FARMINGTON — Selectmen Tuesday night approved using $5,000 for a pre-engineering report for rebuilding a bridge in West Farmington.

The money will come from the Rail Trail Bridge Reserve Account.

The railroad bridge that allowed snowmobile travel across the Sandy River was removed several years ago. Since then the town, Androscoggin Valley Council of Government and the state have looked at ways to replace it. A study in the early 2000s estimated the cost at $1.6 million.

A new way is being looked at for crossing that span, Town Manager Christian Waller said.

A federal tourism grant being worked on requires a $15,000 pre-engineering report, High Peaks Alliance Executive Director Brent West said, and $5,000 each has been secured for the report through snowmobile clubs and a personal donation, he noted.

If approved, the tourism grant can cover upwards of 80% of construction costs, West said.

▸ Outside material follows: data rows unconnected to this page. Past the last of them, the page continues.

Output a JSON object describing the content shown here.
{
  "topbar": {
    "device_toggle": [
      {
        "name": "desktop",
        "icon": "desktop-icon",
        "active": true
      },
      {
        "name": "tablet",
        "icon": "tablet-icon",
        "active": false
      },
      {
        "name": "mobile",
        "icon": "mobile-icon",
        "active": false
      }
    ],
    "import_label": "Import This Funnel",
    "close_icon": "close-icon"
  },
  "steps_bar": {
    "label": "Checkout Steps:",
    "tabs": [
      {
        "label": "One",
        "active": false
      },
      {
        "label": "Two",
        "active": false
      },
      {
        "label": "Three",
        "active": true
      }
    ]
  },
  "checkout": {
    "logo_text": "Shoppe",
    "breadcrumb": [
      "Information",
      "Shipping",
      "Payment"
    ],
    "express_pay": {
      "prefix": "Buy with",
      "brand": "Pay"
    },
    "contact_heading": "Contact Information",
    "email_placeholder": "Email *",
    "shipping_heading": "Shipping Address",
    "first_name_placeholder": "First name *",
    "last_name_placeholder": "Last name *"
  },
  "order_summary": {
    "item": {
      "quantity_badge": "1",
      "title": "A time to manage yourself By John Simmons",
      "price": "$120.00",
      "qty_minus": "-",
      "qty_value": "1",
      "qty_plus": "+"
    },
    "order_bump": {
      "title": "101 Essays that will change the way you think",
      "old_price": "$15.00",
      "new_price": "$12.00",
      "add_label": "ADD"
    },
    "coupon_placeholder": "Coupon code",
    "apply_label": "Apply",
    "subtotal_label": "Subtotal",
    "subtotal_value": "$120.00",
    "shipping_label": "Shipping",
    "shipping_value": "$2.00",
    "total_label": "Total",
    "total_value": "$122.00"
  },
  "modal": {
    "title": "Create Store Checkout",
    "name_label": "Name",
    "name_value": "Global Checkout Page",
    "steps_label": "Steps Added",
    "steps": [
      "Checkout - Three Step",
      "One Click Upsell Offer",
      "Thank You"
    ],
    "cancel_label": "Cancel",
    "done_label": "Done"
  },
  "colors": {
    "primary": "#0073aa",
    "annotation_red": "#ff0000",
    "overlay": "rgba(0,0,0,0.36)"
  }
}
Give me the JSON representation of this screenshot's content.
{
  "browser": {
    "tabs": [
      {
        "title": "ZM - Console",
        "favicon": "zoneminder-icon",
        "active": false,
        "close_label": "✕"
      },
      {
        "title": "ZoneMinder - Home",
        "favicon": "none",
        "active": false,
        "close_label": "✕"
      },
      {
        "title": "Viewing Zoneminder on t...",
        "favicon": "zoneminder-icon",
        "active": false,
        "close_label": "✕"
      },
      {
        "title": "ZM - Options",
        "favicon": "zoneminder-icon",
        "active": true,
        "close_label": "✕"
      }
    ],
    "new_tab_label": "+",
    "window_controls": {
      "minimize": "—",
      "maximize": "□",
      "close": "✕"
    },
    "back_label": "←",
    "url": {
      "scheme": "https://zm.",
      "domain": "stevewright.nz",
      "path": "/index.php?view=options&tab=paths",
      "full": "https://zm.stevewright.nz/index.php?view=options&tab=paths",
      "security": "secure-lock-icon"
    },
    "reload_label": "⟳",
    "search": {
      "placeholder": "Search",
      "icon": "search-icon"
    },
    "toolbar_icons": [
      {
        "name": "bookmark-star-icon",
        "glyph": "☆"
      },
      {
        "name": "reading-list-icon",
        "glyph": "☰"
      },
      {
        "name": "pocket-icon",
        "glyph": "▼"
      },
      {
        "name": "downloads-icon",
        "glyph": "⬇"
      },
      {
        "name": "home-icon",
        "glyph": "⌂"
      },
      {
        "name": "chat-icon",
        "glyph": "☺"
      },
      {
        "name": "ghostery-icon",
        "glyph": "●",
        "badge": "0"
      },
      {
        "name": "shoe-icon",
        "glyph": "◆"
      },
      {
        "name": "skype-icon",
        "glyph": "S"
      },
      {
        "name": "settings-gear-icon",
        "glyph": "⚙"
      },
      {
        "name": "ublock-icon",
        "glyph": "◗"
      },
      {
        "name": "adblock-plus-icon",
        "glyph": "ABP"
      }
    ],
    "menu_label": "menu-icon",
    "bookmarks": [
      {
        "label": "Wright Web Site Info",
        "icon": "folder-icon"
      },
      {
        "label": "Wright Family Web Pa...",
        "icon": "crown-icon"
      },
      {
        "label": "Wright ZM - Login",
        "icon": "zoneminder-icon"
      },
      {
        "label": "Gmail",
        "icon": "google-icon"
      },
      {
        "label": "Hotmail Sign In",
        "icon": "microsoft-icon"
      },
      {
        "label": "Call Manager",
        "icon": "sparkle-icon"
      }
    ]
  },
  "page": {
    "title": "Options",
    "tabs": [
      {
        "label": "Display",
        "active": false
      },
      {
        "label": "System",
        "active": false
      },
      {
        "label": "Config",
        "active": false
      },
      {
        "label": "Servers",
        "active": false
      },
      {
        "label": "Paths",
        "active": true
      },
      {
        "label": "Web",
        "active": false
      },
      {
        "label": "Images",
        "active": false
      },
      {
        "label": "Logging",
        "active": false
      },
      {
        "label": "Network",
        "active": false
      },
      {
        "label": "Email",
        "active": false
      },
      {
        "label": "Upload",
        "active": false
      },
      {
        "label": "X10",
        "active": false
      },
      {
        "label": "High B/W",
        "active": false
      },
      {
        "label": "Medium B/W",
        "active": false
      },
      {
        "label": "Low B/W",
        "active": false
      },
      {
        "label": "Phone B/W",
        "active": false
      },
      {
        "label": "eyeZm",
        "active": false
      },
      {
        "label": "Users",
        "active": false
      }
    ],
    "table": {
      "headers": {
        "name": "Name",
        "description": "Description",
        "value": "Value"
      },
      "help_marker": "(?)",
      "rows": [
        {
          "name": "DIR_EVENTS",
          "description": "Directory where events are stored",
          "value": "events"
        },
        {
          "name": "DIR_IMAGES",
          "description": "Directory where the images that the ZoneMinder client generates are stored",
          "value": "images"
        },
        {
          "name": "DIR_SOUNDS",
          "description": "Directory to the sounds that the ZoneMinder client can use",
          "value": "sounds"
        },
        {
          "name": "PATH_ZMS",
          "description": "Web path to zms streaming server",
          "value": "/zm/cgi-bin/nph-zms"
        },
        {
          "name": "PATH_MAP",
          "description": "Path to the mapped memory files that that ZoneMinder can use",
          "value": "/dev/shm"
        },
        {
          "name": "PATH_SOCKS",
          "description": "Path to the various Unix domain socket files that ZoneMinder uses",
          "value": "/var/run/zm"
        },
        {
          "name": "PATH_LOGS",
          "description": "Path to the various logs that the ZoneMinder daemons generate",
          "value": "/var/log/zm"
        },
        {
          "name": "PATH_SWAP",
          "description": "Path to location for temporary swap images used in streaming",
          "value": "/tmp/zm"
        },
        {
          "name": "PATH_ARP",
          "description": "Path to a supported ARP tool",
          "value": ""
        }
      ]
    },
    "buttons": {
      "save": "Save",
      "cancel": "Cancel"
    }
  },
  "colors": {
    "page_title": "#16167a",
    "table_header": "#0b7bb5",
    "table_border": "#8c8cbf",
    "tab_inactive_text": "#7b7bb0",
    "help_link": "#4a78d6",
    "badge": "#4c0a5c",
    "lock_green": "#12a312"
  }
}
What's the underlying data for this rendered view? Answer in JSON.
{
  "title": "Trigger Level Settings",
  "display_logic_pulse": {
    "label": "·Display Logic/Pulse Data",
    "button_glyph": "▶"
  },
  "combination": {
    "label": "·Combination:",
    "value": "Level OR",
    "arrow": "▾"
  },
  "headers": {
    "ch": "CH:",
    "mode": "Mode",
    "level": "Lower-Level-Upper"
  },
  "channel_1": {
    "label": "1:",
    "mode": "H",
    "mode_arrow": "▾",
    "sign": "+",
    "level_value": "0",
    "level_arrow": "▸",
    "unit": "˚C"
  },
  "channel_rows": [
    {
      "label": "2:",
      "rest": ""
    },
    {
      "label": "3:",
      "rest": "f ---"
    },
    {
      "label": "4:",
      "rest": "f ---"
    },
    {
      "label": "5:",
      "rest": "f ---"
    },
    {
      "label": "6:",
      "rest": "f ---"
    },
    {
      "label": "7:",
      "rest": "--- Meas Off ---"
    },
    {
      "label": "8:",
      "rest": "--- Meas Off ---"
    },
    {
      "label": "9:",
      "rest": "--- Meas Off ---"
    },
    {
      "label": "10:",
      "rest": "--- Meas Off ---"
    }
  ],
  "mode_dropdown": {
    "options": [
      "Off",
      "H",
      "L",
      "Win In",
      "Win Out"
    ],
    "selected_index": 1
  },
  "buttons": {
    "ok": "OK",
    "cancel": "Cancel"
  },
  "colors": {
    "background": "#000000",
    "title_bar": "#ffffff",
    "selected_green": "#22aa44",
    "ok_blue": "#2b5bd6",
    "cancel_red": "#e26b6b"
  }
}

“Eventually there would be a need for state, local or a combination for a 20% match,” he said. The person donating the $5,000 has indicated a willingness to donate substantially towards the match once the total cost is known, he said.

The bridge would be cable stayed, similar to a suspension bridge in that it’s free span and wouldn’t need the center pier. That would alleviate some of the issues with permitting, going in the Sandy River, West said.

“I’d love to see that span put back together,” Selectman Stephan Bunker said, adding that increased business in town and getting snowmobiles off Center Bridge were positives. “Between the southern end of the county and the northern end, this is the missing link. It would improve movement in both directions.”

“A lot of snowmobilers bypass Farmington as it’s difficult to navigate,” West said.

Approaching the county and other towns for collaborations was suggested by Bunker. They are trying to set priorities on how to use coronavirus relief funds, he said.

“It really is a regional project, (and) will have a big impact on the downtown,” West said. He plans to connect with all the affected towns, he said.


All of the opportunities that could arise from better connectivity with the downtown, help for University of Maine at Farmington, it would be a draw regionally for sure, West said. The congressional delegation has been approached regarding other federal funding should the grant not work out, he noted.

“I’m in full support of this,” Selectman Scott Landry, who is also treasurer of High Peaks Alliance, said. “It’s been a topic of discussion a long time to bring the whole county together. People in Wilton and Jay are excited. It will help them.”

The connection to Titcomb Mountain would be good for bikers, West said.

“Recreational visitors generally have disposable income,” he noted. “When traveling they’re spending money, shopping.”